GEA is supplying plate heat exchangers for seawater desalination plant
Clean drinking water is a valuable asset. More than a billion people have no access to this primary staple commodity. And global water consumption will continue to increase. Estimates predict by up to 40 percent by 2025. Solutions are called for.
This is also what Dr. Ulrich Plantikow thought 10 years ago, when he built a regenerative seawater desalination plant on the German island of Rügen. The mobile pilot plant uses the power of the wind to produce fresh water from seawater. Plantikow's approach was met with great interest throughout the world. Particularly in tourist regions and in countries where water is scarce, fresh water obtained by desalinating seawater can solve acute shortage problems. And this is why in previous years there has been a certain expectancy from the small research plant run by WME GmbH on the Baltic island of Rügen.
The pilot phase was completed some months ago. WME GmbH erected the first commercial-scale plant on the Greek island of Symi, 23 kilometres to the north of Rhodes. Up until now the island was supplied with drinking water by ships. GEA PHE Systems supplied the plate heat exchangers for this pioneering plant. A 350 kilowatt wind turbine produces electricity for a vacuum evaporator that can supply up to 20 cubic metres of desalinated water per hour at maximum wind speeds. This is sufficient to supply around 3000 people per day. The seawater desalination plant works on the principle of mechanical vapour compression (MVC) using a falling film evaporator. The seawater flows through two plate heat exchangers arranged in parallel and is preheated.
GEA installed two NT 150 plate heat exchangers fitted with titanium plates. The gasketed heat exchangers are distinguished by optimised plate profiling that requires less heat transfer surface to achieve the same performance. This means that the units can be kept small in size, which is an essential prerequisite considering the restricted space conditions available in the containers. These plate heat exchangers were developed using the latest hydro- and thermodynamic know-how in cooperation with the University of Hannover.
A degassing unit and a vacuum pump extract all non-condensable gases from the water so that a temperature of between 40 and 85 degrees Celsius and a steam pressure of between 100 and 550 millibars are sufficient to evaporate the water. A heat recovery system ensures that the efficiency of the plant remains attractive. The power consumption is between 6 and 15 kilowatt hours per cubic metre of drinking water. There are certain special aspects to be considered when operating plants using regenerative energy and in particular with wind power. As the wind does not blow at a constant rate the whole time, the electrical power generated also fluctuates severely. The desalination plants cannot be operated at a constant performance as with conventional systems and have to be adapted to suit the severe fluctuations in the power available. The WME GmbH system operates using modified steam compression - a modified heat pump process.
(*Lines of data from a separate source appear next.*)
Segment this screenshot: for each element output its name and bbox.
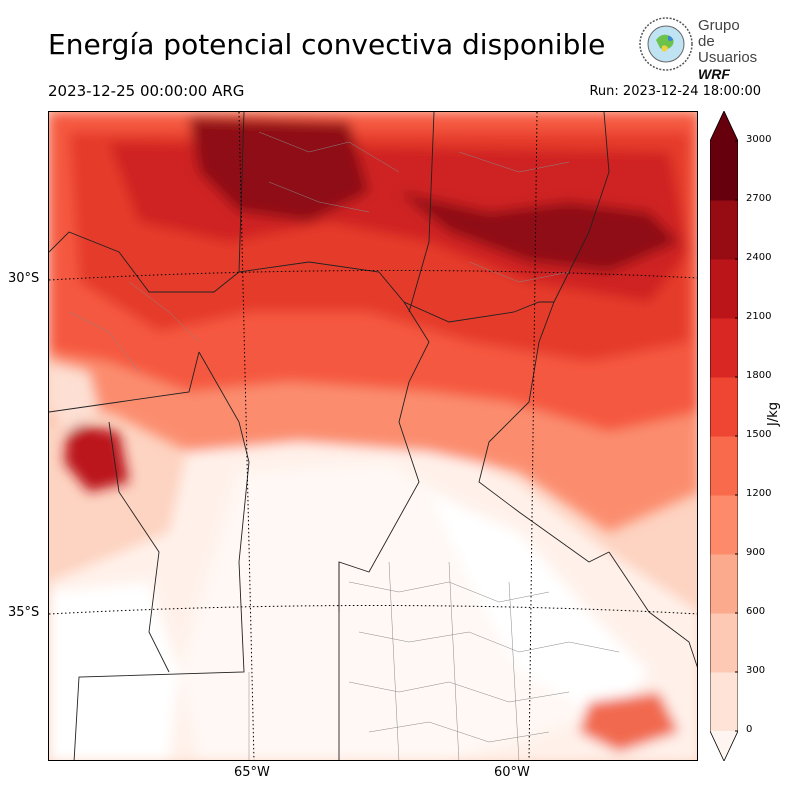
logo-line1: Grupo de	[698, 17, 740, 50]
lat-label-35s: 35°S	[8, 605, 40, 620]
cape-field	[49, 112, 697, 760]
colorbar-tick-label: 3000	[746, 134, 772, 145]
colorbar-tick-label: 1200	[746, 488, 772, 499]
lon-label-65w: 65°W	[234, 765, 270, 780]
colorbar-tick-label: 1500	[746, 429, 772, 440]
colorbar-segment	[710, 613, 738, 673]
colorbar	[710, 111, 738, 761]
colorbar-segment	[710, 436, 738, 496]
colorbar-segment	[710, 259, 738, 319]
colorbar-tick-label: 300	[746, 665, 766, 676]
colorbar-tick-label: 2700	[746, 193, 772, 204]
colorbar-tick-label: 2100	[746, 311, 772, 322]
colorbar-tick-label: 2400	[746, 252, 772, 263]
colorbar-segment	[710, 318, 738, 378]
colorbar-segment	[710, 554, 738, 614]
lat-label-30s: 30°S	[8, 271, 40, 286]
colorbar-segment	[710, 377, 738, 437]
run-time: Run: 2023-12-24 18:00:00	[589, 84, 761, 99]
colorbar-segment	[710, 495, 738, 555]
colorbar-segment	[710, 200, 738, 260]
colorbar-segment	[710, 141, 738, 201]
lon-label-60w: 60°W	[494, 765, 530, 780]
colorbar-extend-min	[710, 731, 738, 761]
valid-time: 2023-12-25 00:00:00 ARG	[48, 82, 245, 100]
colorbar-tick-label: 1800	[746, 370, 772, 381]
logo-line3: WRF	[698, 66, 730, 82]
colorbar-tick-label: 600	[746, 606, 766, 617]
cape-map	[48, 111, 698, 761]
globe-icon	[639, 17, 693, 71]
logo-line2: Usuarios	[698, 49, 758, 66]
colorbar-extend-max	[710, 111, 738, 141]
wrf-logo: Grupo de Usuarios WRF	[638, 14, 758, 82]
colorbar-segment	[710, 672, 738, 732]
colorbar-tick-label: 0	[746, 724, 753, 735]
map-title: Energía potencial convectiva disponible	[48, 28, 606, 61]
colorbar-unit: J/kg	[766, 402, 781, 426]
colorbar-tick-label: 900	[746, 547, 766, 558]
This method makes it possible to take up the complete generator output even under blustery wind conditions and to use this at high efficiency for desalination. Instead of surplus electrical energy the surplus drinking water produced during strong wind periods is stored in water reservoirs. During light wind periods the stored water can be used to offset any deficits. A restart after a period of wind calm is possible in seconds. Of particular interest in this development is that besides the exclusive use of regenerative wind power no eco-unfriendly chemicals have to be used in the desalination process. These chemicals could cause widespread ocean pollution where the concentrated seawater from the desalination plant is discharged into the sea.